The first frost was on its way and I called a farmer friend Rebekah Rice from 9Mile Farm to check if she could use my help with cooking in exchange for some greens. I told her I will work for food! I spent a few hours there and brought home bags of bok choi, napa cabbage, and mustard leaves and bonus: peppers. At Rebekah’s farm, those leaves were going to feed her chickens, so I appreciate very much her sharing with us and I can’t wait for her to taste some of these ferments. With what I had at hand, I could make kimchi, or simple sea salt vegetable ferment.
At first look, why mess with those outer leaves? Food waste is something that is always on my mind, probably because of the gleaning I did with my family, watching my parents save everything, trying to make ends meet. It was the way of life. And it is what I want for myself and my family now. We are blessed with safe and plentiful food our our table, but it is always on my mind that “40% of good food is thrown away in America while millions are food insecure.” The state of Massachusetts has a commercial food waste ban in place that started last month – “no food waste hits the landfill”, and that is exciting news. Maybe we will see something happening in the residential waste level soon. I am for using the extra food we produce and that is safe to eat. When I see foods destined to be discarded, I see the potential of transformation into something delicious and nutritious. Not all of us will have the time to process cull, some of us may not know how, but there are things we all can do at home, sometimes as simple as eating our leftovers or labeling our leftovers, freezing them and eating later.
I am more than happy to work the entire weekend sorting, cutting and picking snails off organic leaves. The reward? My mouth waters just thinking about those jars of kimchi in my fridge now. So I will pause here to go eat a bowl, but first I stared proudly of what has become of those precious greens.
The next best thing to eating them, is to share them. I posted this photo of my jars on facebook asking if anyone would want to trade food with me. I am trading kimchi with friends for jam, hot peppers, eggs, dried apples and pancake mix! I also got requests for the recipe, so here it is.
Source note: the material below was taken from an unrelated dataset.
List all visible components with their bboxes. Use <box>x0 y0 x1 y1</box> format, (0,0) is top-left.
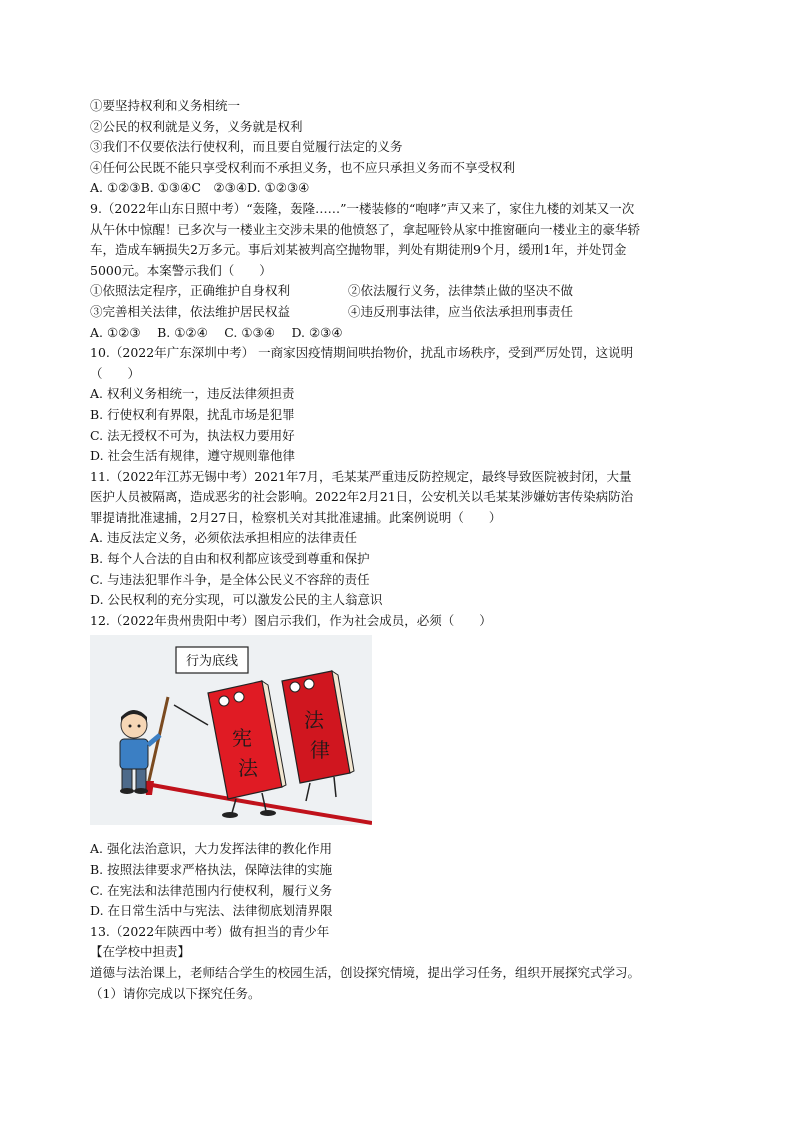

My kimchi inspired ferment recipe is a combination of information from books (wild fermentation), online recipes ( fermentation on wheels) , friends recipes, practice and lots of tasting. This recipe is fish free and uses few hot peppers, but you could add both. I love to be able to incorporate the fermented veggies to recipes or serve as a side dish for my family.
I started a batch at Rebekah’s kitchen a few weeks back, working with her and her father, Michael, good fun to cook together.
here at home:
Kimchi- my base
makes about 2 QT Jars, about 8 cups
5-6 pounds of combo of veggies:
mix spice paste:
1 head of garlic, 6 tablespoons ginger, onions or leeks, scallions, seaweed, lemongrass, hot peppers, a couple of tablespoons paprika, or Korean red pepper powder for heat and color if desired. (You will use this paste after the overnight soak)
Brine: 4 cups of water and 4 tablespoons of salt, double if necessary to cover veggies overnight or 6hrs or so.
I use a plate to weight it down and keep the veggies covered with light fabric. By the morning there will be plenty of liquid.
Strain veggies and taste, if too salty, rinse, if not enough salt, add more. Save the brine in the fridge if you need to keep the veggies under liquid.
Mix paste with strained veggies, using gloves if working with hot peppers
Weight it down. I use covered glass jars filled with water, or a stone. Date the jars.
Ferment 7 to 10 days, watching if the brine starts to dry, press it down and add more brine. Cover with light fabric to keep out dust and flies. Set on a tray. Keep fermenting for a month if desired.
When it taste good to you, take the weight off, remove the top leaf, cover and refrigerate for 6 month to 1 year.